This cozy spot in Travis Walk has served classic country French cuisine for 27 years. Perhaps some of the decor and a few elements of the menu could use some sprucing up, but, for the most part, you can expect fine food and wine with a heavy French accent.

We went straight for the old-school fare—soupe à l’oignon, pâté maison, steak au poivre à la crème, truite aux amandes, and a floating island for dessert. Too often, I find onion soup overly salty. But here, the hot brown broth of the soup that peeked through melted Gruyere was smooth and silky. The house pâté, a generous slice of coarse duck pâté studded with pistachios, was served with traditional accompaniments such as cornichons and lightly spiced mustard. The filet was cooked perfectly pink, and thousands of particles of cracked pepper floated in a cream sauce flamed with Cognac. This dish fared better than the trout, which had a rough texture—a sign it had been frozen and was likely past its prime. The sides—a scoop of white rice and a mound of overcooked julienned vegetables—were uninspired.
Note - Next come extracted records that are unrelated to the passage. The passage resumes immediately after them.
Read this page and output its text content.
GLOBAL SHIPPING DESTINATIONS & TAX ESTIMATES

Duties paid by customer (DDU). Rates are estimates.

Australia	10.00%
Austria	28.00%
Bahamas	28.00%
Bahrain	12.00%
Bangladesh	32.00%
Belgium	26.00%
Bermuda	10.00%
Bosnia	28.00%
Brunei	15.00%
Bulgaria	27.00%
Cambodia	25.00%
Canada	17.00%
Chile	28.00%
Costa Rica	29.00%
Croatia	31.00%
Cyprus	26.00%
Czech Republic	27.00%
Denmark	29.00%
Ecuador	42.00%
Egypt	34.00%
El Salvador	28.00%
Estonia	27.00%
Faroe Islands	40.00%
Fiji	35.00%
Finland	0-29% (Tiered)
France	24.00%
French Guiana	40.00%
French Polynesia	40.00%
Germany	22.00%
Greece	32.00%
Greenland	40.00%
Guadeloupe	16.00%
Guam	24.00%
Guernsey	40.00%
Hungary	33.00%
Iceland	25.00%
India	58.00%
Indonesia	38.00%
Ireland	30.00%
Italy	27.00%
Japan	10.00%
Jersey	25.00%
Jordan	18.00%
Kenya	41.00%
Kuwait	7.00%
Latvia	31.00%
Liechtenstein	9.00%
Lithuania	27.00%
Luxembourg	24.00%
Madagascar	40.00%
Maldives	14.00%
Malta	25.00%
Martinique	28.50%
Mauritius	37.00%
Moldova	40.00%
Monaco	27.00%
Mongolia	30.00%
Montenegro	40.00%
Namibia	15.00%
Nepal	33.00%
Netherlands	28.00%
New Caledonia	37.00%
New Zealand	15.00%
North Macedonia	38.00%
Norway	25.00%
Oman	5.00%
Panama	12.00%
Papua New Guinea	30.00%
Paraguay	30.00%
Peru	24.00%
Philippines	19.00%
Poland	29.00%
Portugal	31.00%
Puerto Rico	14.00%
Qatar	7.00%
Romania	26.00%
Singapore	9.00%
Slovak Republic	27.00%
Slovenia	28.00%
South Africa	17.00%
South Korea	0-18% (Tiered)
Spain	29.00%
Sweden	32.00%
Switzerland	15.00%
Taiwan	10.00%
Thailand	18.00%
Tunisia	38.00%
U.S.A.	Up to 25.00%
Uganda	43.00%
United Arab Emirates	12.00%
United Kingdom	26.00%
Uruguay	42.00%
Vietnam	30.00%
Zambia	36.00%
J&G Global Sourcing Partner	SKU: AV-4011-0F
However, the small wine list is interesting. Owner Alain-Pierre Vuilleret scours the French wine market for unusual wines like a red Sancerre or a Pinot Gris from Alsace, which he offers as specials. Julia Child will smile down on you if you order a floating island for dessert. A lovely cloud of baked egg whites, vanilla, and sugar sits in a creamy cold egg custard­­—a touch of heaven on a plate.